DHAKA : Several rights organizations yesterday urged the government to provide identity cards to genuine Hilsa fishermen only and delist the fake ones enjoying government aid unethically during temporary bans over off-season fishing of the delicious fish in major rivers and along the coast, reports BSS.
They said the people who were never fishermen under any criteria were enjoying various supports and government services while the real and deserving fishermen were being deprived off those services and benefits. The anomaly has been frustrating campaigns to prevent ‘jatka’ catches and mother Hilsa harvests.
The demands were made at a human chain held in front of the National Press Club by a group of 27 civil society networks, farmers, fishers and labour organizations, according to a press release available here.

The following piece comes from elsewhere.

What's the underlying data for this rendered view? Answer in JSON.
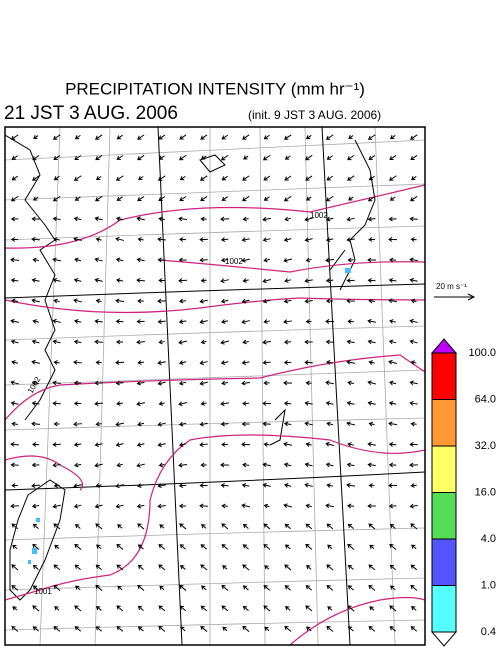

Representatives from the organizations appreciated the government’s initiative for the temporary ban on the catch of the national fish, mostly imposed twice in a year, but observed that a lack of proper management of the compensation has been hindering its objectives.
Sanat Kumar Bhowmik, director of COAST, said Hilsa production has increased by 44,000 metric tons per year as a result of various government initiatives. The Hilsa production income now hovers around Taka 22,000 crore.
The Ministry Of Fisheries and Animal Resources imposes temporary bans twice in a year – March-April and early October- to prevent over exploitation of Hilsa, the most delicious national fish, through preventing the fishing of fries and pregnant mother fishes.
During the temporary ban, thousands of families living on Hilsa fishing get temporarily unemployed and the government provides 40kgs of rice to each fisherman to run their families during the period and comply with the government’s instruction.
Asif Iqbal of ‘Muktir Dak’ said an estimated 30 percent of ‘fake fishermen’ managed to have ID cards under social and political influences, while 40 percent of genuine Hilsa fishermen have yet to get their cards.
It’s a total mismanagement of a good initiative, he added.
Mujibul Haque Munir of Coast Trust said the income from the annual increased production of Hilsa was Tk 200 crore as opposed to the amount for fishers compensation of 13 crore only. The mismanagement of government’s aid not only deprives the most deserving fishermen but also the aid reaches to the target group too lately, he observed adding compensation must be provided at least seven days before the ban starts.
The rights organizations also came up with some specific suggestions that are likely to change the situation and improve fishers’ conditions. These include: fishermen’s participation must be ensured during rice distribution process or the money should be channeled through bank accounts or mobile banking.
Special allocation for the poor Hilsa fishermen can be made from the Climate Change Trust Fund as well, they pointed out.